Wednesday, 19 September 2012

ME / CFS Research Newcastle

ME / CFS Research Newcastle has created a page on Facebook, which you can follow here:



They have today posted a summary of the study they have proposed to the ethics committee. It is thus:

Chronic fatigue syndrome (CFS) occurs in 0.2-0.4% of the population and currently its cause is unclear. Abnormality of the autonomic nervous system is recognised in 3/4 of CFS sufferers and we believe that it underpins many of the symptoms that are characteristic of CFS. Autonomic nervous system dysfunction is characterised by symptoms of dizziness on standing, symptoms present in nearly 90% of people with CFS. Despite this, why autonomic dysfunction occurs in people with CFS is not understood and as a result treatments limited. This study will explore what leads to autonomic dysfunction in CFS particularly whether it occurs because of abnormalities in centres in the brain that control the autonomic nervous system, or, due to a peripheral volume or vascular problem. In non CFS diseases, autonomic dysfunction has also been shown to be associated with memory and concentration problems (cognitive impairment). Over 80% of those with CFS describe problems with memory and concentration, so this study will also explore whether there is a relationship between autonomic dysfunction and cognitive problems.

The programme has two phases:
1) we will use new ground breaking brain magnetic resonance scans that will allow us to study brain function in CFS and how this relates to problems of blood pressure control (autonomic nervous system) and memory and concentration (cognitive function).
2) we will explore whether cardiac or blood vessel function might contribute to autonomic dysfunction in CFS.

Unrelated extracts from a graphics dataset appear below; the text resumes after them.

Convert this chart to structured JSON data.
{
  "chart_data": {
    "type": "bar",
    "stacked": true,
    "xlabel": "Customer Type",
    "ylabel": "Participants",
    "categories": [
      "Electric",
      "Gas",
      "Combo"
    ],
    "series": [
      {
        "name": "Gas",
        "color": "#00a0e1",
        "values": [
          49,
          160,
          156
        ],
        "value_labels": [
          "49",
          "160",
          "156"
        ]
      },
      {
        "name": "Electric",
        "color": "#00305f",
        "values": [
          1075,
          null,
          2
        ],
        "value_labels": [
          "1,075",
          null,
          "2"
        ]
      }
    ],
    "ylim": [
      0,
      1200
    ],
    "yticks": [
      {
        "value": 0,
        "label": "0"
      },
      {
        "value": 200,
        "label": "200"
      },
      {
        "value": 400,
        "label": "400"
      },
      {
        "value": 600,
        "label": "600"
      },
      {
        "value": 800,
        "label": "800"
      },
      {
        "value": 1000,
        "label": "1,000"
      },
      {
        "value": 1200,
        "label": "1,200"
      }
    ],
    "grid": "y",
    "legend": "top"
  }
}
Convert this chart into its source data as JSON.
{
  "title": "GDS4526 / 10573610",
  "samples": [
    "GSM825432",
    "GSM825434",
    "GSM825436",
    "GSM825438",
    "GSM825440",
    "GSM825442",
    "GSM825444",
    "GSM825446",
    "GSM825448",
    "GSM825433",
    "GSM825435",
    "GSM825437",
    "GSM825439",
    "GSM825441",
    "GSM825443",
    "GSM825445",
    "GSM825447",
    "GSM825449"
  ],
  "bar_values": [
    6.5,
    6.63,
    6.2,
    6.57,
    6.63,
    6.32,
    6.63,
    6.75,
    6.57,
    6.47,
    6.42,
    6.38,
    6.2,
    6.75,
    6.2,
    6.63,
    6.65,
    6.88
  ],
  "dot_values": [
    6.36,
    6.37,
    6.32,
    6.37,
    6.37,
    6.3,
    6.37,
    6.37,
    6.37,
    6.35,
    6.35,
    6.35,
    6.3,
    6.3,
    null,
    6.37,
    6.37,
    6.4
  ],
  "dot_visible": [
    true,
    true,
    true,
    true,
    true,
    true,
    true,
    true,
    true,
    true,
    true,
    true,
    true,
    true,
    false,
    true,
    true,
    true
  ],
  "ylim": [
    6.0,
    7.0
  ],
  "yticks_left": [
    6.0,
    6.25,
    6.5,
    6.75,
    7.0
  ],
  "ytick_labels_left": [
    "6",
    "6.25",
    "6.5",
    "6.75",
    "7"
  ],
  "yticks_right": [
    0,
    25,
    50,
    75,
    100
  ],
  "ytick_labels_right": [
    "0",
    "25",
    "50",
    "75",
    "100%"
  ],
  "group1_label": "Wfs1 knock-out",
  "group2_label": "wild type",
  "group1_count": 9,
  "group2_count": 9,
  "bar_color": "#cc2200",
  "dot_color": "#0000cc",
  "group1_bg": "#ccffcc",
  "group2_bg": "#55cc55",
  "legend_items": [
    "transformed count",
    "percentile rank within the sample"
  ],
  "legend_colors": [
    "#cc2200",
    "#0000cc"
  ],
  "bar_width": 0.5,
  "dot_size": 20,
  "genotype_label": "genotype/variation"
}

As it happens, I was going to speak to my doctor tomorrow about the problems I have when I stand up, so was interested to see that this is part of the proposal. (It also told me that there is no treatment for it, so little point in my discussing it with my doctor after all). I did actually think that it was already established that cardiac or blood vessel function contributed to autonomic dysfunction; it's listed in the International Consensus Criteria for M.E. as 'Orthostatic Intolerance'. So I shall look forward to seeing the results on this.

I will also be very interested to see what the study shows regarding concentration and memory.

Newcastle may be a long way from me, but I do wish I could volunteer for the study.